In Co. Fermanagh, the olivine-dolerite Garrison Sill intrudes early Carboniferous strata in the core of a Variscan periclinal fold and outcrops over an area of about 15 km2 some 5 km ENE of Garrison [7]. The sill is 20–30 m thick on the northern limb of the fold and 5–15 m on the southern limb. The upper and lower margins of the sill are exposed in the disused quarry at Slisgarrow (H014 516). Here, contact metamorphism has resulted in a calcsilicate mineral assemblage in impure limestone of the Carboniferous Meenymore Formation (see Carboniferous article). Minerals present include grossularite garnet, diopside, wollastonite and plagioclase [8].

References

  1. Smith, R A, Johnston, T P, and Legg, I C. 1991. Geology of the country around Newtownards. Memoir of the Geological Survey of Northern Ireland. Sheet 37 and part of sheet 38 (Northern Ireland).
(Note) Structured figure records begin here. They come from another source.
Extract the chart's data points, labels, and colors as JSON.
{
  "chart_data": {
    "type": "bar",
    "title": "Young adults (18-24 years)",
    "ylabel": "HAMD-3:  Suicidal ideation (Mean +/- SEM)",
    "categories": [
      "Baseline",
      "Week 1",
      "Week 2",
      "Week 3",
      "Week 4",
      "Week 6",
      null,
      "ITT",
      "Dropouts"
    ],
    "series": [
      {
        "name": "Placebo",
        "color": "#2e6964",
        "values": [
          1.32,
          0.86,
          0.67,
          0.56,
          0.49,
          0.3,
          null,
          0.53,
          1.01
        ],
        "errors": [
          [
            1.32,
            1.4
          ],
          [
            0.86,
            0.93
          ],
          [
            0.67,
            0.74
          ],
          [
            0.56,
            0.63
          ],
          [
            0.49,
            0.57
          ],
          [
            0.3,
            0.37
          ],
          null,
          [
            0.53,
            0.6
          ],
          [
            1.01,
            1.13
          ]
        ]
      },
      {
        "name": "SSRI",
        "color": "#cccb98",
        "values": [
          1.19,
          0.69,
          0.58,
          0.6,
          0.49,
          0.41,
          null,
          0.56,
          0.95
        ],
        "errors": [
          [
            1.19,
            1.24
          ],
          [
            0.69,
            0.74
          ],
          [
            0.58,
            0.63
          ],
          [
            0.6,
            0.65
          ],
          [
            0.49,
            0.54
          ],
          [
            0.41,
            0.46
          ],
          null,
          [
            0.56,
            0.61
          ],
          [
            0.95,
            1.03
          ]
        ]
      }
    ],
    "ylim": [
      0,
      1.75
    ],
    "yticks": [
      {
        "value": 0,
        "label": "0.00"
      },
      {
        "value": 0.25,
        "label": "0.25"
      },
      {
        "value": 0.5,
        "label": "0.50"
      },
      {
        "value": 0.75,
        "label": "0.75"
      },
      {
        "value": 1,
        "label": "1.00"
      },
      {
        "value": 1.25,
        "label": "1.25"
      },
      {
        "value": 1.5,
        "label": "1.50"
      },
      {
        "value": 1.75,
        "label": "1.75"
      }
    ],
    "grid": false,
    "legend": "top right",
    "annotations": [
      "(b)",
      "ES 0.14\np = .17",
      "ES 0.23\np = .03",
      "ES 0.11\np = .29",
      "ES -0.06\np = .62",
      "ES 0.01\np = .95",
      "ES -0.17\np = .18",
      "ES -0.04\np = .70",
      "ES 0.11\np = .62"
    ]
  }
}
  2. Geological Survey of Northern Ireland 1989. Newtownards, Northern Ireland Sheet 37 and part of 38. Solid Geology. 1:50 000. (Southampton: Ordnance Survey for the Geological Survey of Northern Ireland).
  3. Bazley, R A B. 1975. The Tertiary igneous and Permo-Triassic rocks of the Ballyalton Borehole, Co Down. Bulletin of the Geological Survey of Great Britain, 50, 71–101.
  4. Preston, J. 1962. Explosive volcanic activity in the Triassic sandstone of Scrabo Hill, Co Down. Irish Naturalists Journal, 14, 45–51.
  5. Wilson, H E, and Robbie, J A. 1966. Geology of the country around Ballycastle. Memoir of the Geological Survey of Northern Ireland. Sheet 8 (Northern Ireland).
  6. Wilson, H E, and Manning, P I. 1978. Geology of the Causeway Coast. Memoir of the Geological Survey of Northern Ireland. Sheet 7 (Northern Ireland).
  7. Legg, I C, Johnston, T P, Mitchell, W I, and Smith, R A. 1998. Geology of the country around Derrygonnelly and Marble Arch. Memoir of the Geological Survey of Northern Ireland, Sheet 44, 56 and 43 (Northern Ireland).
  8. Jones, K A, and Galway, A K. 1966. Size distribution, composition and growth kinetics of garnet crystals in some metamorphic rocks in the west of Ireland. Quarterly Journal of the Geological Society of London, 122, 29–44.